私は過程を吹っ飛ばす『過程飛ばし』の加護を持っています(適当)。

前回の話の正義云々天使云々はTRPGシナリオの毒入りスープで登場する少女が関係しています。

本編には一切登場しないと思うのでご安心下さい。

「ねえ、思ったんだけどなんでツヨシは俺達が王都に戻るって分かったの?」


陽が落ちてきて、そろそろこの辺で野宿でもしようかと思い始めた頃、ふとセインがそんな事を尋ねてきた。そう言えばまだテキストの事を話してなかったと思い出した俺は足を止めてすぐ近くを浮遊していたテキストを手元に呼び寄せた。
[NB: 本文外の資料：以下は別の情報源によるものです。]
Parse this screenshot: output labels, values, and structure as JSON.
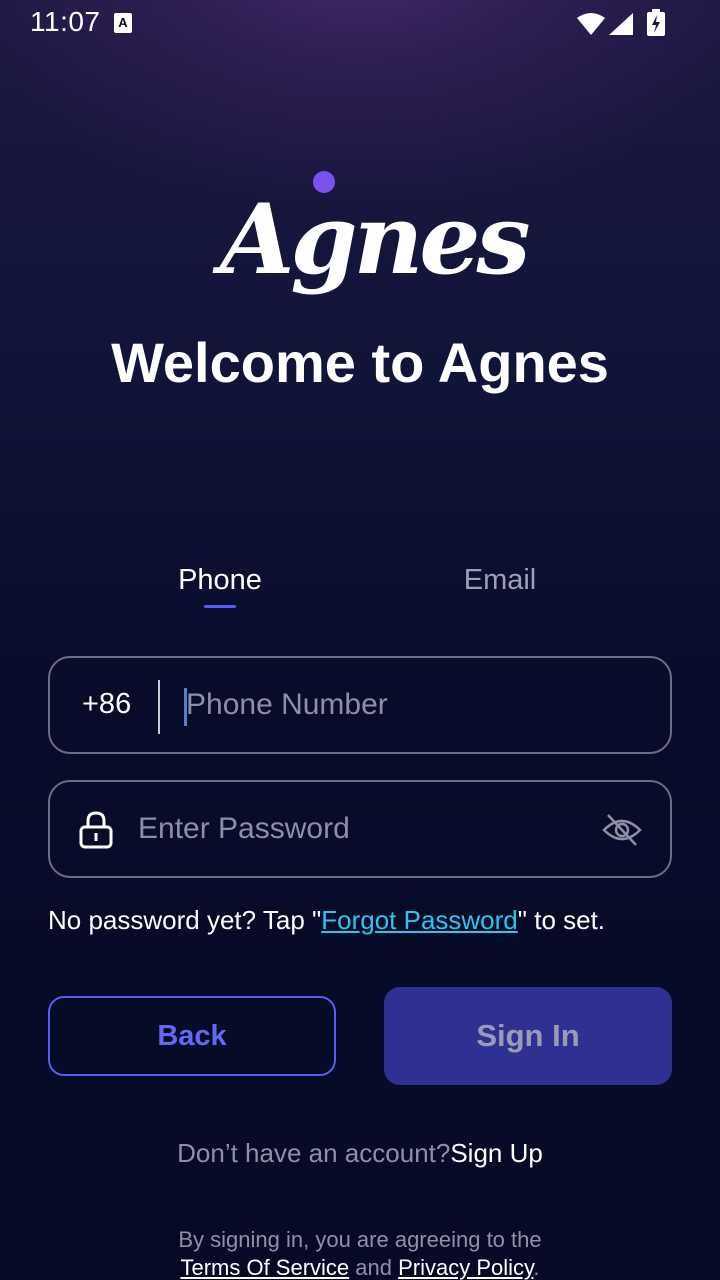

「ああ、まだ話してなかったな。実はこう見えてもテキストは凄い本でな、契約者である俺のみが過去から現在までの情報を確認したりする事が出来るんだ」


それ以外の事も分かるんだが、敢えて俺は黙っておいた。変に優秀過ぎると後々面倒臭そうだと判断したからだ。

それに嘘は言ってないしな。事実、俺はテキストから勇者は毎回アレチェスカ王国から選抜されると教えてもらっている。
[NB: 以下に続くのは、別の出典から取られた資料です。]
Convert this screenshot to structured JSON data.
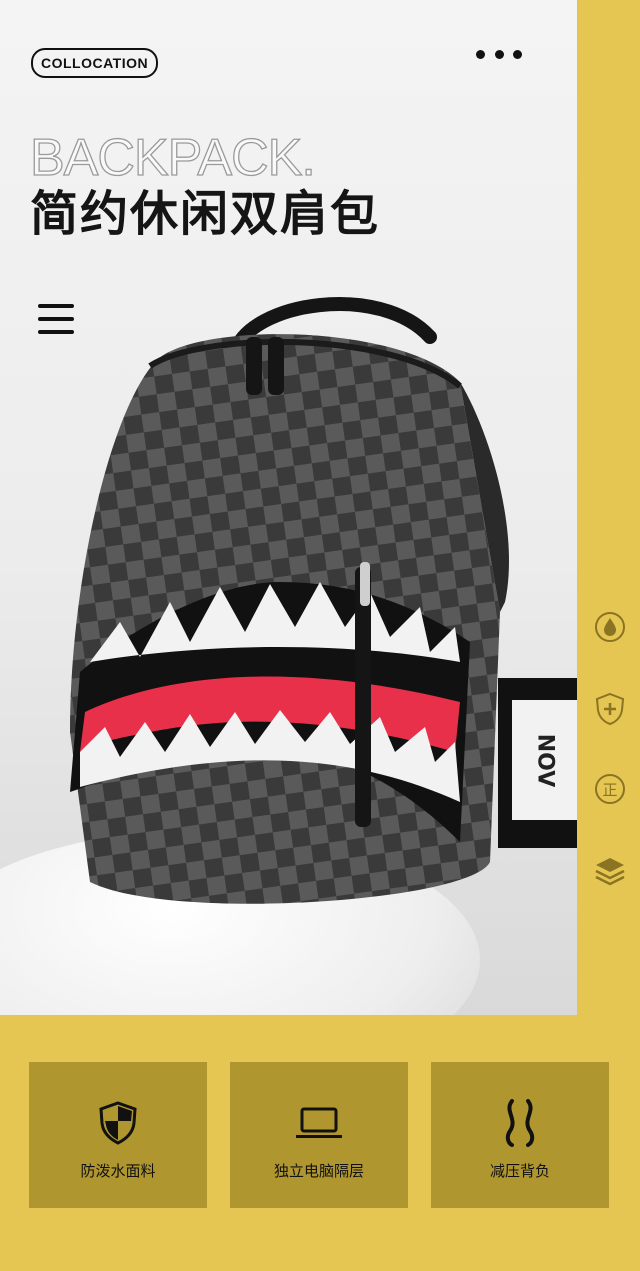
{
  "header": {
    "badge_label": "COLLOCATION",
    "more_icon": "more-dots-icon",
    "menu_icon": "hamburger-menu-icon"
  },
  "headline": {
    "english": "BACKPACK.",
    "chinese": "简约休闲双肩包"
  },
  "prop_card_text": "NOV",
  "side_icons": [
    "water-drop-icon",
    "shield-plus-icon",
    "genuine-seal-icon",
    "layers-icon"
  ],
  "side_seal_text": "正",
  "features": [
    {
      "icon": "shield-icon",
      "label": "防泼水面料"
    },
    {
      "icon": "laptop-icon",
      "label": "独立电脑隔层"
    },
    {
      "icon": "back-curve-icon",
      "label": "减压背负"
    }
  ],
  "colors": {
    "accent": "#e5c652",
    "card": "#b0962f",
    "text": "#111111",
    "shark_red": "#e8304a"
  }
}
「それで俺達がアレチェスカ王国で魔王討伐の命を受けたと分かったんだ。凄いね、テキストって」

「へへん!もっと褒めて下さっていいんですよぉ?」

「調子に乗るな、このア本」

「今アホと本掛けて言いました!?いくらマスターと言えども私、許しはしませんよ!」

「さーて、薪の代わり見つけたし火点けるか!」

「いやあああああ!申し訳ございませんでしたあああ!!」

「あはは!」


俺とテキストのしょうもない茶番を見てセインは愉快そうに笑った。何が面白いのかは分からないがそこは異世界人感性の仕業なんだと把握しておこう。
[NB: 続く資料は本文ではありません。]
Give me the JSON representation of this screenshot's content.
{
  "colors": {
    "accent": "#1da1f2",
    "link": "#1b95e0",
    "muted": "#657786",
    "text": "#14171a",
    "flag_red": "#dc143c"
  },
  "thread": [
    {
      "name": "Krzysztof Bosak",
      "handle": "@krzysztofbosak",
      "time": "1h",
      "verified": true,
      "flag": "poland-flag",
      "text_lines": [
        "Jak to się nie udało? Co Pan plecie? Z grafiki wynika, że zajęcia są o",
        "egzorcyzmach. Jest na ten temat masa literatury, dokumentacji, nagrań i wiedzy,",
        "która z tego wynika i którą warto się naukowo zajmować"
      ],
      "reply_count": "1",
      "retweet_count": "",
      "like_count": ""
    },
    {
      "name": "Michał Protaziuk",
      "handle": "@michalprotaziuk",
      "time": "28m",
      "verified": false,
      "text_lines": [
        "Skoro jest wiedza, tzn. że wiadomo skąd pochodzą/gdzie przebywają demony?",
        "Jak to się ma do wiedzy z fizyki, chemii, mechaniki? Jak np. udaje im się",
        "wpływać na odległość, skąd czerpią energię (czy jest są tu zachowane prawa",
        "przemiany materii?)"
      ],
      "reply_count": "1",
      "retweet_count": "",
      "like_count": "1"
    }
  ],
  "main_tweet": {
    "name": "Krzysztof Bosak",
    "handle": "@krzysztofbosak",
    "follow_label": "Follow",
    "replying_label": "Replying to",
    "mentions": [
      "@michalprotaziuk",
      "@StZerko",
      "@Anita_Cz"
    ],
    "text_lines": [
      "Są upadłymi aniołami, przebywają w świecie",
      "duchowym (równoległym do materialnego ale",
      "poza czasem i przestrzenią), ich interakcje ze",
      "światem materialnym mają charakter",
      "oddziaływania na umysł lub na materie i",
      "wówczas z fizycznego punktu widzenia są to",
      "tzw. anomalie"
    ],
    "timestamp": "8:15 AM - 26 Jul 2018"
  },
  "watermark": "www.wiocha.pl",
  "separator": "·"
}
本格的に暗くなってきたのを確認した俺はマシロが背負うバッグから薪を幾つか取り出して地面に纏めて置いた。そして手を翳して詠唱する。


《炎の精よ。我が呼び掛けに応じその力をここに示せ。――闇を払い光を灯さん》

「フレアライト」


掌より放たれた応用の利く下級魔法の炎は落ちる様に薪に向かい、そして辺りを灯す光となった。


「わああ、綺麗!綺麗だよ!」

「何だ、初めて見るのか?」


シュラがはしゃぐ様を見てレキシアが首を傾げて尋ねる。シュラはずっとあの廃城に監禁されていたから焚き火など目にした事が無いんだろう。まあ魔法の炎の焚き火、と言う点では俺も初めてなんだが。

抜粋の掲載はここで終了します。